The touch is so intimate, yet mysterious at the same time, and my breath stalls in my lungs. Still, I manage to whisper, “What’s that?”

“I’ve never done this before,” he states boldly, waving around the restaurant with his other hand. “A quiet, romantic dinner. Not a single intention within me other than to have some great conversation with you. No ulterior motives.”

This revelation shocks me. It’s a vulnerability, really. It’s so profound I immediately try to make light of it, merely so he can have an out if he wants it. “Well, it’s a good thing I didn’t shave my legs, because I came out tonight thinking you might have ulterior motives.”

Aaron tips his head back, letting out a laugh that seems to fill the space around us. It’s a beautiful sound and I’m mesmerized by his carefree joy at what I just said.

He points a finger. “You see… that right there is why I’m doing something I wouldn’t ordinarily do.”

“And what’s that?” I ask, curious beyond imagination. Because damn if he isn’t just as intriguing.

“I think…” he says thoughtfully, eyes sparkling with challenge and excitement. “I think I’m trying to court you.”CHAPTER 11Wylde“That’s the last of it,” Tacker announces as he pulls one last stick off the back of the trailer, then tosses it onto the pile we’d just unloaded.

“Awesome,” I reply, taking off the work gloves he’d given me three hours ago when we started this project. “It sounds like that means it’s beer o’clock.”

“Definitely,” he replies and we both hop into the Gator to head back up to the ranch house.

I’d gladly come out to Shërim Ranch—where Tacker lives with his lady love, Nora—to help with clean up after a storm took down several trees a few months ago. There was simply no time for him to tackle the project during the playoffs, but I’d told him when he was ready to give me a call.

That’s what best friends do.

Tacker and I haven’t been friends our entire lives, but we’re as close to that deep bond as one can get. We first met while playing on the Dallas Mustangs together and through a shared love of working out, badly dubbed martial arts movies, and hockey, we became very close.

That’s why it hurt so deeply when he stopped being my friend for a while. But he had reasons.

Good reasons at that.

Tacker went through a loss no man should ever have to endure. He’d been piloting a small aircraft with his fiancée, MJ, aboard and due to an instrument malfunction in bad weather, the plane crashed. MJ died a brutal and slow death in front of him while they were trapped in the wreckage.

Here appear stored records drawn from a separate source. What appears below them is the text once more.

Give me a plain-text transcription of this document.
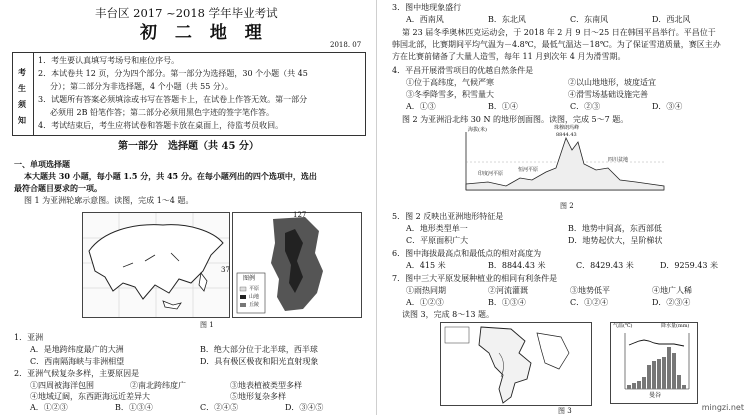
丰台区 2017 ~2018 学年毕业考试
初 二 地 理
2018. 07
考
生
须
知
1．考生要认真填写考场号和座位序号。
2．本试卷共 12 页，分为四个部分。第一部分为选择题，30 个小题（共 45
分）；第二部分为非选择题，4 个小题（共 55 分）。
3．试题所有答案必须填涂或书写在答题卡上，在试卷上作答无效。第一部分
必须用 2B 铅笔作答；第二部分必须用黑色字迹的签字笔作答。
4．考试结束后，考生应将试卷和答题卡放在桌面上，待监考员收回。
第一部分　选择题（共 45 分）
一、单项选择题
本大题共 30 小题，每小题 1.5 分，共 45 分。在每小题列出的四个选项中，选出
最符合题目要求的一项。
图 1 为亚洲轮廓示意图。读图，完成 1～4 题。
127
37
图例
平原
山地
丘陵
图 1
1．亚洲
A．是地跨纬度最广的大洲	B．绝大部分位于北半球，西半球
C．西南隔海峡与非洲相望	D．具有极区极夜和阳光直射现象
2．亚洲气候复杂多样，主要原因是
①四周被海洋包围	②南北跨纬度广	③地表植被类型多样
④地域辽阔，东西距海远近差异大	⑤地形复杂多样
A．①②③	B．①③④	C．②④⑤	D．③④⑤
3．图中地现象盛行
A．西南风	B．东北风	C．东南风	D．西北风
第 23 届冬季奥林匹克运动会，于 2018 年 2 月 9 日～25 日在韩国平昌举行。平昌位于
韩国北部，比赛期间平均气温为－4.8℃，最低气温达－18℃。为了保证雪道质量，赛区主办
方在比赛前储备了大量人造雪，每年 11 月到次年 4 月为滑雪期。
4．平昌开展滑雪项目的优越自然条件是
①位于高纬度，气候严寒	②以山地地形，坡度适宜
③冬季降雪多，积雪量大	④滑雪场基础设施完善
A．①③	B．①④	C．②③	D．③④
图 2 为亚洲沿北纬 30 N 的地形剖面图。读图，完成 5～7 题。
珠穆朗玛峰
8844.43
印度河平原
恒河平原
四川盆地
海拔(米)
图 2
5．图 2 反映出亚洲地形特征是
A．地形类型单一	B．地势中间高，东西部低
C．平原面积广大	D．地势起伏大，呈阶梯状
6．图中海拔最高点和最低点的相对高度为
A．415 米	B．8844.43 米	C．8429.43 米	D．9259.43 米
7．图中三大平原发展种植业的相同有利条件是
①雨热同期	②河流灌溉	③地势低平	④地广人稀
A．①②③	B．①③④	C．①②④	D．②③④
读图 3，完成 8～13 题。
气温(℃)	降水量(mm)
曼谷
图 3	mingzi.net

Tacker might as well have died in that plane, for the man who returned from that remote slice of land was not the man I’d known. He withdrew from all relationships. Stopped communicating with me, closed himself off to other friends, and generally became a bit of a liability to our hockey team in Dallas. I tried everything—from giving him space to railing at him for letting himself slip away. None of it worked. Nothing mattered to him because he was dead inside.

His saving grace ended up being his transfer to the new expansion team, the Arizona Vengeance. He was traded in the expansion draft, and I’d missed him sorely when he was gone. I’d still tried to maintain contact, but he only sporadically responded. Even when he had, he’d never offered up anything of substance. The few times our teams played against each other, I’d tried to get him to meet up with me after, but he’d declined. While I’d never let him know exactly how deeply that had cut me, I had my own period of grief and mourning over losing my friend in that plane crash.